Wien. Auf der einen Seite Gewerbebetriebe, auf der anderen Gemeindebauten, errichtet Anfang der 1960er-Jahre. Und dazwischen liegt das ehemalige Bürogebäude der Firma Compaq, um das derzeit in Wien Liesing die Wogen hochgehen. Denn hier, in der Ziedlergasse im Bezirksteil Atzgersdorf, werden ab März Flüchtlinge untergebracht – 750, so der derzeitige Plan, möglicherweise auch mehr, denn bis zu 1400 Plätze sind möglich.

Im Inneren des Gebäudes sind derzeit die Handwerker tätig: In den Großraumbüros werden Rigips-Wände aufgestellt, die Sanitäranlagen werden renoviert, die Heizung wird wieder aktiviert. Doch die künftige Flüchtlingsunterkunft sorgt für Unbehagen bei so manchen Bewohnern im Bezirk. Vor allem die Freiheitlichen machen gegen das geplante Heim mobil. Liesings FP-Chef, Roman Schmid, glaubt, dass die Polizei die Sicherheit nicht gewähren könne. Auch sei die Infrastruktur – Verkehr, Schulmöglichkeiten, Freizeiteinrichtungen – rund um das Gebäude nicht für eine so große Zahl an Heimbewohnern ausgelegt, meint Schmid.

Und grundsätzlich wundert er sich, warum die Stadt trotz gegenteiliger Beteuerungen weiter solche Großquartiere errichtet. Außerdem: Warum in Liesing? Es gebe ohnehin bereits Wohneinheiten für Flüchtlinge im Bezirk; diese seien aber kleiner und überschaubarer. Daher ein Nein zu dem Projekt in Atzgersdorf.

Petition gegen das Quartier

Mittlerweile hat sich eine Bürgerinitiative gebildet, die Unterschriften sammelt und von der FPÖ unterstützt wird. 5000 Unterschriften gibt es bereits. Auch radikale Flüchtlingsgegner haben sich schon „verewigt“: „Asylrecht abschaffen“ bzw. „Linke + Regierung an den Galgen!!!“ wurde vor einigen Nächten groß an die Hauswände gesprayt. Das war „ein Vandalenakt“, ärgert sich Schmid.

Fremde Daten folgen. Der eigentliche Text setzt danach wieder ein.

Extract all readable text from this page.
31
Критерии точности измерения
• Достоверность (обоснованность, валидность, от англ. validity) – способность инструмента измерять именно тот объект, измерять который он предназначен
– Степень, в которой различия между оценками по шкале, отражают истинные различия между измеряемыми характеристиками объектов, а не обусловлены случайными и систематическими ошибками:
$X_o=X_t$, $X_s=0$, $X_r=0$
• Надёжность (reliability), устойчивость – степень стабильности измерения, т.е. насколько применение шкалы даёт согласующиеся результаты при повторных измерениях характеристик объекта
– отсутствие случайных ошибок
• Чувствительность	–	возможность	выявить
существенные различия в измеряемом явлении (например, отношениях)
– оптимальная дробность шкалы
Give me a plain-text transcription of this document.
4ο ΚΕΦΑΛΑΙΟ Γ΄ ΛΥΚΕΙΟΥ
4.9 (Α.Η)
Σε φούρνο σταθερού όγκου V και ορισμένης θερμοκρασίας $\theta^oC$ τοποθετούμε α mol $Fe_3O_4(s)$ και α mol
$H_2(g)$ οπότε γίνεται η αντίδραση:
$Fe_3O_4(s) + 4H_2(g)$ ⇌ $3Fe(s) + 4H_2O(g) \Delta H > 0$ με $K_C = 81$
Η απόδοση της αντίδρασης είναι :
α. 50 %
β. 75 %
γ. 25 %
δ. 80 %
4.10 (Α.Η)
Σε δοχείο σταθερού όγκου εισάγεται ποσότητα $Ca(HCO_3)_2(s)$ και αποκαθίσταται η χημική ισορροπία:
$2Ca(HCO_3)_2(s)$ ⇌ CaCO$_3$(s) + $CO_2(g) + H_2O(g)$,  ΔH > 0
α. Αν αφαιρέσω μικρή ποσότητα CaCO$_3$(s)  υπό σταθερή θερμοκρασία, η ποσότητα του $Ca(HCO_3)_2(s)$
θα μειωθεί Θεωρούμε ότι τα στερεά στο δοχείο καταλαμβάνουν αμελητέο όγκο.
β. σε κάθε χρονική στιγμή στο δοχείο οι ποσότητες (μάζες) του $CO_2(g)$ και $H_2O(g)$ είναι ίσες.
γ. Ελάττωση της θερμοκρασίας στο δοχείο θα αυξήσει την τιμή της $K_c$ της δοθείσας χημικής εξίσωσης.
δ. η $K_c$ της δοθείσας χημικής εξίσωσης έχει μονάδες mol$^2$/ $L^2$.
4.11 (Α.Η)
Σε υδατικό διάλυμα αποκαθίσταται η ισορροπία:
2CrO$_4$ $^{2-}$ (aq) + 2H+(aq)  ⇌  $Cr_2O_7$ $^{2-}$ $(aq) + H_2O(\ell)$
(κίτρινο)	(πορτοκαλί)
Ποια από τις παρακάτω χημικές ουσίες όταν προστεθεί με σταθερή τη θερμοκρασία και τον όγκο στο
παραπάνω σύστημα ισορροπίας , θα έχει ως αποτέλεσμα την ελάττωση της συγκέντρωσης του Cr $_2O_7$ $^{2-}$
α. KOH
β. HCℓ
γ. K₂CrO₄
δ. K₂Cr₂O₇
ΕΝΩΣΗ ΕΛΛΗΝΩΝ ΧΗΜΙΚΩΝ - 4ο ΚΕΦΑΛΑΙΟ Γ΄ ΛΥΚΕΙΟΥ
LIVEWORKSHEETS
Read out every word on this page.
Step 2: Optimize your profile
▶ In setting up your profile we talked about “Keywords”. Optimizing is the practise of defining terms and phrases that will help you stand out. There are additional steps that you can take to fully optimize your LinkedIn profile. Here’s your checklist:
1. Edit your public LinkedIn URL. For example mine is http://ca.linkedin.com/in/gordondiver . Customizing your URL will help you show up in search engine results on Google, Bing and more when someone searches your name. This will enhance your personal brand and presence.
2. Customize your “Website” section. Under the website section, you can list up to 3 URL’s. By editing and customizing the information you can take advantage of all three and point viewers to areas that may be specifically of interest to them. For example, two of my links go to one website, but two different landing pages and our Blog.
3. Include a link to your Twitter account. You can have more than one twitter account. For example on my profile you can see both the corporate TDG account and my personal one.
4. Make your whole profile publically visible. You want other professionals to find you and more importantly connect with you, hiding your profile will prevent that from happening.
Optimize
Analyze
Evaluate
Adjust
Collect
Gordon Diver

Bezirksvorsteher Gerald Bischof (SPÖ) sieht das polarisierende Thema als „große Herausforderung“ und betont zugleich, dass er „eine politisch konstruktive Lösung“ anstrebe. Zu diesem Zweck sucht er den Dialog mit der Bevölkerung. Vor drei Wochen gab es eine Bezirkssondersitzung zu dem Thema. Der Flüchtlingskoordinator der Stadt, Peter Hacker, stellte sich den Fragen der Bezirksräte.

Und schließlich hat Bischof auch eine große Bürgerversammlung einberufen, die heute, Freitagabend, in Liesing stattfinden wird. Der Andrang zu der Veranstaltung, zu der eine Anmeldung nötig ist, ist groß, ein zweiter Termin ist bereits in Vorbereitung. Dabei werden die wichtigsten Vertreter in dieser Causa auf dem Podium sitzen und Fragen beantworten: Bezirk, Polizei, Fonds Soziales Wien, Johanniter und Samariterbund, denen die Betreuung im künftigen Heim obliegen wird. „Wir müssen richtige Rahmenbedingungen für ein friedliches Nebeneinander definieren“, sagt Bischof.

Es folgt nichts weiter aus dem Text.